In what ways did the acquisition of Al Noor create more value for your shareholders?

It actually lost value for our shareholders in the short term because we paid a high price for Al Noor, but that is what you pay for healthcare companies these days. What the acquisition did do was to give us the ability to list in London and to grow the business. We used to be listed in Johannesburg, but the capital markets are a lot more fluid in London. Secondly, we were looking to grow in Abu Dhabi, and Al Noor was looking to grow in Dubai, so it made sense from a geographic point of view. It takes a long time to build a hospital, so if you can acquire a facility, upgrade it, and change it this would only take one or two years instead of five.

What are your predictions for the healthcare sector in the UAE?
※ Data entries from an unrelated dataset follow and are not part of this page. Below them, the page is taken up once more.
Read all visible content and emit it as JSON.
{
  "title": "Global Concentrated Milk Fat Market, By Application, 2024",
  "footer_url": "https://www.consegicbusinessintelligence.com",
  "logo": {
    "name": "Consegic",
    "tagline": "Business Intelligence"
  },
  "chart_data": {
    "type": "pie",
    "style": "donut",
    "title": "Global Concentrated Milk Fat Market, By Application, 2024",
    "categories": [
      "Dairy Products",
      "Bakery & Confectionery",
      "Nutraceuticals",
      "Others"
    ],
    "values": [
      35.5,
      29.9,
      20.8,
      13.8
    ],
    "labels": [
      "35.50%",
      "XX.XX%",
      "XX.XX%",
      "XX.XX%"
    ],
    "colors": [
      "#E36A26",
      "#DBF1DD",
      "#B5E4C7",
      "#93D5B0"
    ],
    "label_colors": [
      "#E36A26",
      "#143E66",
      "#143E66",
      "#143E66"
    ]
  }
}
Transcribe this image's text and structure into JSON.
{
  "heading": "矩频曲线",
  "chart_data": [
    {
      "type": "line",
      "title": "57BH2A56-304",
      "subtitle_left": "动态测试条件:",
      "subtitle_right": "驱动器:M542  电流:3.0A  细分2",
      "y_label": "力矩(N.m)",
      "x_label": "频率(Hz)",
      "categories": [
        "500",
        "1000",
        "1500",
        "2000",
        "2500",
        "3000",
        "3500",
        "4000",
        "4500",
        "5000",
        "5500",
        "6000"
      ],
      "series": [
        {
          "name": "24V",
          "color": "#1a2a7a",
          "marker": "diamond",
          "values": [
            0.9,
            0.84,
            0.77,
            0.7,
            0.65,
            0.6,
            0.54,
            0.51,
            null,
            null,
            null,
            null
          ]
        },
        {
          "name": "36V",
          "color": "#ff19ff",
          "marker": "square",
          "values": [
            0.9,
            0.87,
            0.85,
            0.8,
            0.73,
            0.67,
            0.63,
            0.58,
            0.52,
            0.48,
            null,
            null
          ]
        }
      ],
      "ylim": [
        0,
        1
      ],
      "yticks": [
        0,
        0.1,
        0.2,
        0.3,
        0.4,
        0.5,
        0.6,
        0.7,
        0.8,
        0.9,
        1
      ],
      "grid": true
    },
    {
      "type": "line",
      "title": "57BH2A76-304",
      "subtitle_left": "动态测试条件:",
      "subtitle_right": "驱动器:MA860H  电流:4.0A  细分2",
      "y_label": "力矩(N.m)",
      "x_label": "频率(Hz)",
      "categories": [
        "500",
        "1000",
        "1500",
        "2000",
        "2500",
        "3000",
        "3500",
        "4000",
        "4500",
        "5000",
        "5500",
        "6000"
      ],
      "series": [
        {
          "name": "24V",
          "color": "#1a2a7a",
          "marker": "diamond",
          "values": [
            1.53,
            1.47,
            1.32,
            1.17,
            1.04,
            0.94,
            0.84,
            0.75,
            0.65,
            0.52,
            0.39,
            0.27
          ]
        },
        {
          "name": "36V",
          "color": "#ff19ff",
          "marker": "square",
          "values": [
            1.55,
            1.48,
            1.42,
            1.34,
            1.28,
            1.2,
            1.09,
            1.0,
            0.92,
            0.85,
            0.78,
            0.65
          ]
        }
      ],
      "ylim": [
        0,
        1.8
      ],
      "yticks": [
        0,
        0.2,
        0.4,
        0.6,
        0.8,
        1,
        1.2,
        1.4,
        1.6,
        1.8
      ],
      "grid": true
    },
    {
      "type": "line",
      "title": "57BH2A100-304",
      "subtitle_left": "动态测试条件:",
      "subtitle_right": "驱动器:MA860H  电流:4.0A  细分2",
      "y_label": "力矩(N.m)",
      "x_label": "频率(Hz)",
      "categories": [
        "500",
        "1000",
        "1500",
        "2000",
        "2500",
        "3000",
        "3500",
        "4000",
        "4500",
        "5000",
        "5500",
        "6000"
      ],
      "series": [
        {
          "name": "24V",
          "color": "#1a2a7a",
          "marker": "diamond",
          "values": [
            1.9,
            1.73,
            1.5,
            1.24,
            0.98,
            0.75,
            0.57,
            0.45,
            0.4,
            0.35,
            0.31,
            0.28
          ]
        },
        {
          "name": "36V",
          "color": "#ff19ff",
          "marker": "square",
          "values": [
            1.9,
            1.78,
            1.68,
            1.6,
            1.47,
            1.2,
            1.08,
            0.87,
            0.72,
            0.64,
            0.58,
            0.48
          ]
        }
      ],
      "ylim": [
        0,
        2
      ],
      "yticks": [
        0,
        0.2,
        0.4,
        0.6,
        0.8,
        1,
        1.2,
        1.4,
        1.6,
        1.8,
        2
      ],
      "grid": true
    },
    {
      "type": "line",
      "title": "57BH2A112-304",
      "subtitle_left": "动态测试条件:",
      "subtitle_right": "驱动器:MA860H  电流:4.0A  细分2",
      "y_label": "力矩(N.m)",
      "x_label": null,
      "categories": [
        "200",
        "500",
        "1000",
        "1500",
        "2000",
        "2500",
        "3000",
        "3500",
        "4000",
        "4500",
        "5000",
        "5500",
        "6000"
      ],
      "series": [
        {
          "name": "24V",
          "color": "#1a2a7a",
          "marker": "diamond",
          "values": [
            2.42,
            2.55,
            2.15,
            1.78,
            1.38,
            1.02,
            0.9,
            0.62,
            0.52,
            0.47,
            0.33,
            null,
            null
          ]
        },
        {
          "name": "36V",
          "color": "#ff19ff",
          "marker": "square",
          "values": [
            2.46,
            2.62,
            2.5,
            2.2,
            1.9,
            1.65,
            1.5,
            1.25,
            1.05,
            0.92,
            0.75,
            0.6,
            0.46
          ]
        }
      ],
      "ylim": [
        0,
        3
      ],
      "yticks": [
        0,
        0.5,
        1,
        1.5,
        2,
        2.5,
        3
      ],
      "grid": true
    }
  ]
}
You need to look at each emirate in isolation. In Dubai things will continue the way they have. Good progress has been made by the government, the regulatory environment is strong, and there are a lot of positive changes that the government is initiating. It will take longer than they reported to effect many of the changes as it is a massive challenge, the DRGs that were supposed to roll out in January 2017 has again been delayed, which is good because we need to do it properly and the regulators realize this. The UAE is also looking at a unified health record, which will take a long time, but it is a positive step in the right direction. From a healthcare perspective, the Dubai framework is good and is competitive, with no one medical insurance scheme dominating. There are a lot of new players entering the market, so there will be mergers and consolidations and the positive competition between providers and funders will ensure an increase in the quality. The Abu Dhabi healthcare market on the other hand is completely different, being dominated by government funding. Daman as an example is about 80% owned by the government, and they are the sole contributor accounting for 75% of all payments in Abu Dhabi. The funding landscape would improve significantly if it supported a more competitive environment, as is the case in Dubai. There are also too many facilities and there will thus be further consolidation required in this regard.